In typical farce fashion, the premise is flimsy and rather silly, and revolves around a planned weekend of dalliance for Bernard and his mistress Suzanne while his wife Jacqueline is away at her mother’s. The plan begins to go awry when Jacqueline learns that Robert is also arriving for the weekend, and since she is having an affair with him, she decides to stay home. To explain Suzanne’s presence, Bernard coerces Robert into pretending Suzanne is his mistress, but unfortunately he mistakes the hired cook Suzette for Suzanne, and the result is the typical chaos bedroom farces are famous for. Peter Davies and Tim Taylor play philandering husband Bernard and best friend Robert respectively, and both have the exquisite timing required for a farce of this type. Their energy is unflagging, and their enjoyment of the hectic and increasingly panic-stricken proceedings is obvious. Georgia Stockham is a powerhouse and is completely believable as Jacqueline, who both suspects her husband is having an affair and eagerly anticipates furthering her own secret affair with Robert.

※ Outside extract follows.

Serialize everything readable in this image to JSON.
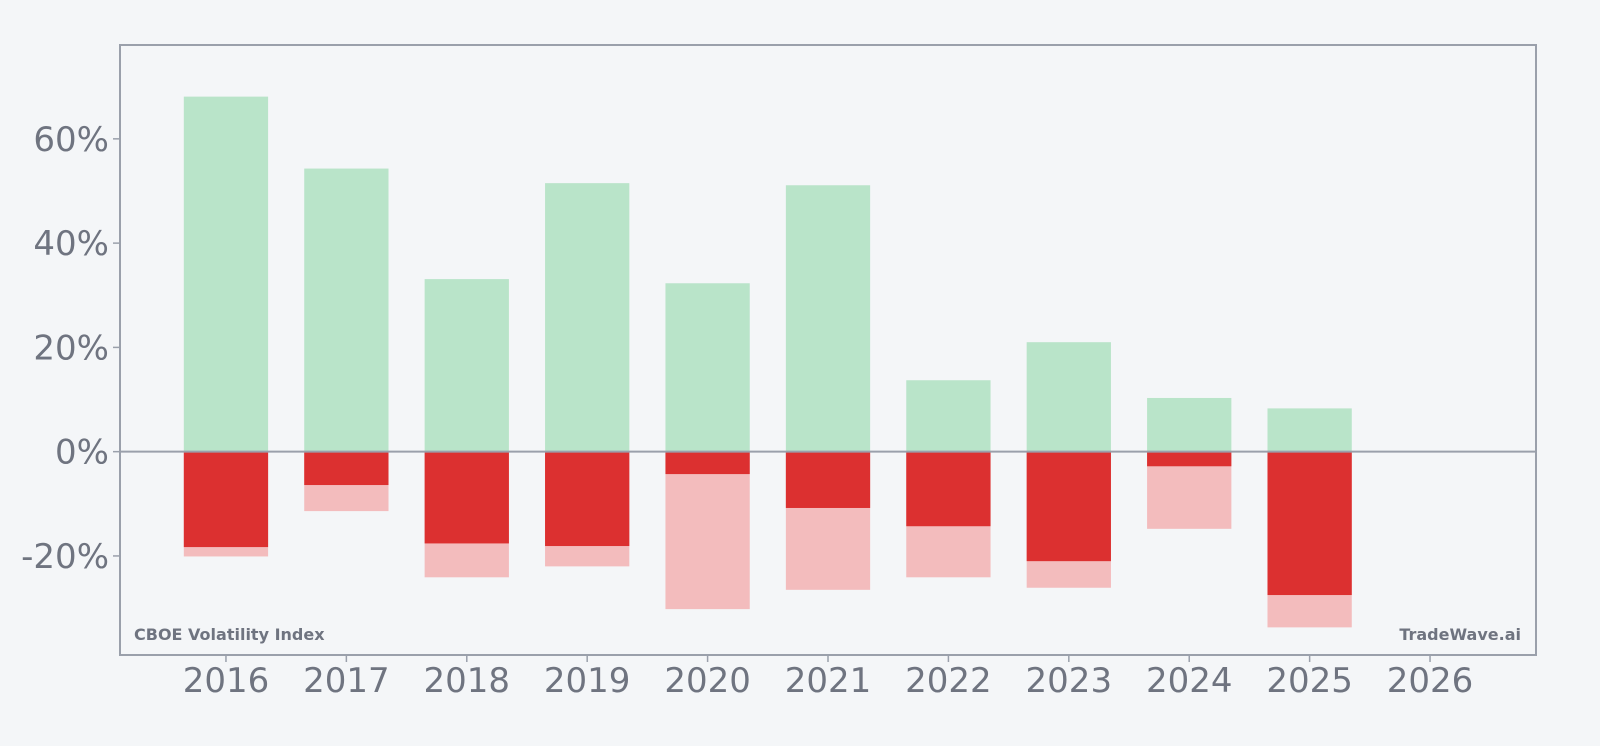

One of the real plum roles in the play is that of the hired Cordon Bleu cook Suzette, who plays along with the string of deceptions the men devise to keep themselves out of trouble – as long as they pay her, of course. Rose Vallen more than does the role justice and transforms from agency cook to a supposed sexy Parisian model with relish. Her physicality and expressions keep the audience in stitches. Caryn Rogers plays the tall and glamorous Parisian model Suzanne well, and while Stuart Pearce appears only briefly, he does a fine job as faithful husband George. Director Norm Caddick is one of the most experienced directors in Adelaide and has an obvious understanding of the farce genre and the level of energy required. The result is a tight production that makes the most of all the comedy the script allows.
The production values are also high and the set design of the rustic renovated farmhouse by Lisa Kennewell is perfect. “Don’t Dress for Dinner” has always rivalled “Boeing Boeing” in popularity, with the English version running for six years in London after its UK premiere in 1991. It has not lost its appeal for fans of farce and this production will not disappoint.